Wed Dec 31 09:38:35 UTC 2025: Summary:

The Indian Union Cabinet has decided to freeze Vodafone Idea Ltd’s (VIL) Adjusted Gross Revenue (AGR) dues at Rs. 87,695 crore as of December 31, 2025, offering the financially struggling telecom company a five-year reprieve to stabilize and raise funds. The payment of these dues will be rescheduled between the financial years 2031-32 and 2040-41. The Department of Telecommunications (DoT) will reassess the AGR dues based on existing guidelines and audit reports, with a government-appointed committee’s decision being binding.
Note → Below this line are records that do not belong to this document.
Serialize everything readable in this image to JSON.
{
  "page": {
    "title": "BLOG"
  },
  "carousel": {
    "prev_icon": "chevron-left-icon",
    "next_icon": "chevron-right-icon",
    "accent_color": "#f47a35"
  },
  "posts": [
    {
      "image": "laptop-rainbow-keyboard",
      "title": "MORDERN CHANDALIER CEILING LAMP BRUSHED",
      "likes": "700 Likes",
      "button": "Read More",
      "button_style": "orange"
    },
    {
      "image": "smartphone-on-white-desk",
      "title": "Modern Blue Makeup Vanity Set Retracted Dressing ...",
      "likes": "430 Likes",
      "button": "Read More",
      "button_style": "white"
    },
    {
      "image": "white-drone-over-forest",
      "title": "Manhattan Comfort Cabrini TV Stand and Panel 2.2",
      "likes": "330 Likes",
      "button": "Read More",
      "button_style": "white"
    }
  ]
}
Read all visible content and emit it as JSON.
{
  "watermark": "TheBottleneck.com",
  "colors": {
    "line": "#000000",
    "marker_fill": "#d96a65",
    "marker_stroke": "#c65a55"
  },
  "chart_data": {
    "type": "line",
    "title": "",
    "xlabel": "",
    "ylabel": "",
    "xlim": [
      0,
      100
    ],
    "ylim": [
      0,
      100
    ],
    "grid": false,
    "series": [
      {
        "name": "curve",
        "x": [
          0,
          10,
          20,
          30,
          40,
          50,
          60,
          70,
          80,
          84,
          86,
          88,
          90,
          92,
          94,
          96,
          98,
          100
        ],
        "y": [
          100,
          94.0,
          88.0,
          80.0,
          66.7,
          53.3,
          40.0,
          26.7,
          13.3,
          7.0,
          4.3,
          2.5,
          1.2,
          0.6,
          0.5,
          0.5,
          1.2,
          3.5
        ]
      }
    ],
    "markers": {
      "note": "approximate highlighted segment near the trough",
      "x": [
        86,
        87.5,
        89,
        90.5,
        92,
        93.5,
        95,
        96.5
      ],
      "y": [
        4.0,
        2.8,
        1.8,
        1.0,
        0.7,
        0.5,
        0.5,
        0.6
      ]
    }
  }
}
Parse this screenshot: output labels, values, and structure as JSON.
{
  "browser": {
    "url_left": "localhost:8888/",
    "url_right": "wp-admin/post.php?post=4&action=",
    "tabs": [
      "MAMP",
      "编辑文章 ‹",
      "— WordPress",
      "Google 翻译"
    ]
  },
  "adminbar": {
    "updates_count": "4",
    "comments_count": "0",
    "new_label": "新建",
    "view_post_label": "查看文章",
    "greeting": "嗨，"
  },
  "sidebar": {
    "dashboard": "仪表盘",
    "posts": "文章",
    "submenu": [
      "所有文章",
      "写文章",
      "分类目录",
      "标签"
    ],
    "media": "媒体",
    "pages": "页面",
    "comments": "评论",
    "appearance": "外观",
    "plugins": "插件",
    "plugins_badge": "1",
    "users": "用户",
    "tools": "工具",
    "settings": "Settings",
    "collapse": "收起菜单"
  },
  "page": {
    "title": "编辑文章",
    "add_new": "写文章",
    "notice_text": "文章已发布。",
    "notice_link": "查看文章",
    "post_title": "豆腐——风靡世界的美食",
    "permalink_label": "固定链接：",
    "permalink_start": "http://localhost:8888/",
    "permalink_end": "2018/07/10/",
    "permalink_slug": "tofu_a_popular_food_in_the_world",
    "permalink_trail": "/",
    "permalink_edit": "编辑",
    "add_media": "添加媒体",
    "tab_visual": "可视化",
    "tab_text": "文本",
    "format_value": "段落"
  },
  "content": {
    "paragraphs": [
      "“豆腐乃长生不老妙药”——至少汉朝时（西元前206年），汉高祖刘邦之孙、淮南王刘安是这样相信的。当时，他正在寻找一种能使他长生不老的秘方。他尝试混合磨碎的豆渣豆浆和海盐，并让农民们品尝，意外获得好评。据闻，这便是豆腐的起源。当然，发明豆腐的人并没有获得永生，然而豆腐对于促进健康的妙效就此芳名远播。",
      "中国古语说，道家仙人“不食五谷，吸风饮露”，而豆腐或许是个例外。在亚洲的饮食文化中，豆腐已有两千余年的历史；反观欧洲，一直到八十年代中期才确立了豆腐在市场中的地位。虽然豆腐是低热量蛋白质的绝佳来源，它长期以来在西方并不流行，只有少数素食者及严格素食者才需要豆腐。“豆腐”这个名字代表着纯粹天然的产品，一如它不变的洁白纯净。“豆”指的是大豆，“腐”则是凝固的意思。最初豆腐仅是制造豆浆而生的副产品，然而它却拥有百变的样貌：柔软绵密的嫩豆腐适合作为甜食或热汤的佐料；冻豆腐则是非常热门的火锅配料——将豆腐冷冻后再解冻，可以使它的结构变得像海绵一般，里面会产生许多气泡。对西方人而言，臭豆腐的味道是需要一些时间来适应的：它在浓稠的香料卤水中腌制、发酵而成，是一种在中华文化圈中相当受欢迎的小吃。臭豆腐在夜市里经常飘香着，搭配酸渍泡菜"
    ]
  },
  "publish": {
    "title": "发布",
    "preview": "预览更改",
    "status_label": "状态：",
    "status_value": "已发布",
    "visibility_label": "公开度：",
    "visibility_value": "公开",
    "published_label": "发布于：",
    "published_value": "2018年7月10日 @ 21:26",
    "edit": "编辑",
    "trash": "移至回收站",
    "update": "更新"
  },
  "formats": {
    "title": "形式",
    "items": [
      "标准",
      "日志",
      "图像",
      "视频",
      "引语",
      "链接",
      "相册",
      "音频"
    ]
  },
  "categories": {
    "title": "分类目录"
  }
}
This move, deemed necessary to maintain competition in the telecom sector and protect VIL’s 200 million consumers, comes as the government holds a 49% equity stake in the company.

News Article:

Vodafone Idea Granted Lifeline: Government Freezes Rs. 87,695 Crore AGR Dues

New Delhi, December 31, 2025: In a move aimed at rescuing the struggling telecom operator Vodafone Idea Ltd (VIL), the Union Cabinet has approved a freeze on the company’s Adjusted Gross Revenue (AGR) dues, effective today, December 31, 2025. The total frozen amount stands at Rs. 87,695 crore.

According to a government official, the decision, made in accordance with Supreme Court orders, provides VIL with crucial breathing room to stabilize its finances and attract much-needed investment.

“The Union Cabinet has… decided to freeze the AGR dues of Vodafone Idea Ltd as on 31st December 2025 at Rs.87,695 crore,” the official stated.

The repayment of these frozen dues has been significantly restructured, with the timeline now extended from FY 2031-32 to FY 2040-41. Furthermore, the Department of Telecommunications (DoT) will conduct a reassessment of the AGR dues, utilizing existing deduction verification guidelines and audit reports. A government-appointed committee will then review the reassessed amount, with its decision considered final and binding for both VIL and the government.

With the government holding a 49% equity stake in VIL, this decision highlights the government’s commitment to preserving competition within the telecom sector and safeguarding the interests of VIL’s 200 million subscribers. Industry analysts believe that the freeze will allow VIL to focus on improving its network infrastructure and expanding its services, potentially averting a significant market disruption. The move follows previous Supreme Court relief granted to VIL, where the Centre agreed to reconsider additional AGR dues. This latest action underscores the government’s ongoing efforts to support the telecom sector and ensure a stable and competitive environment.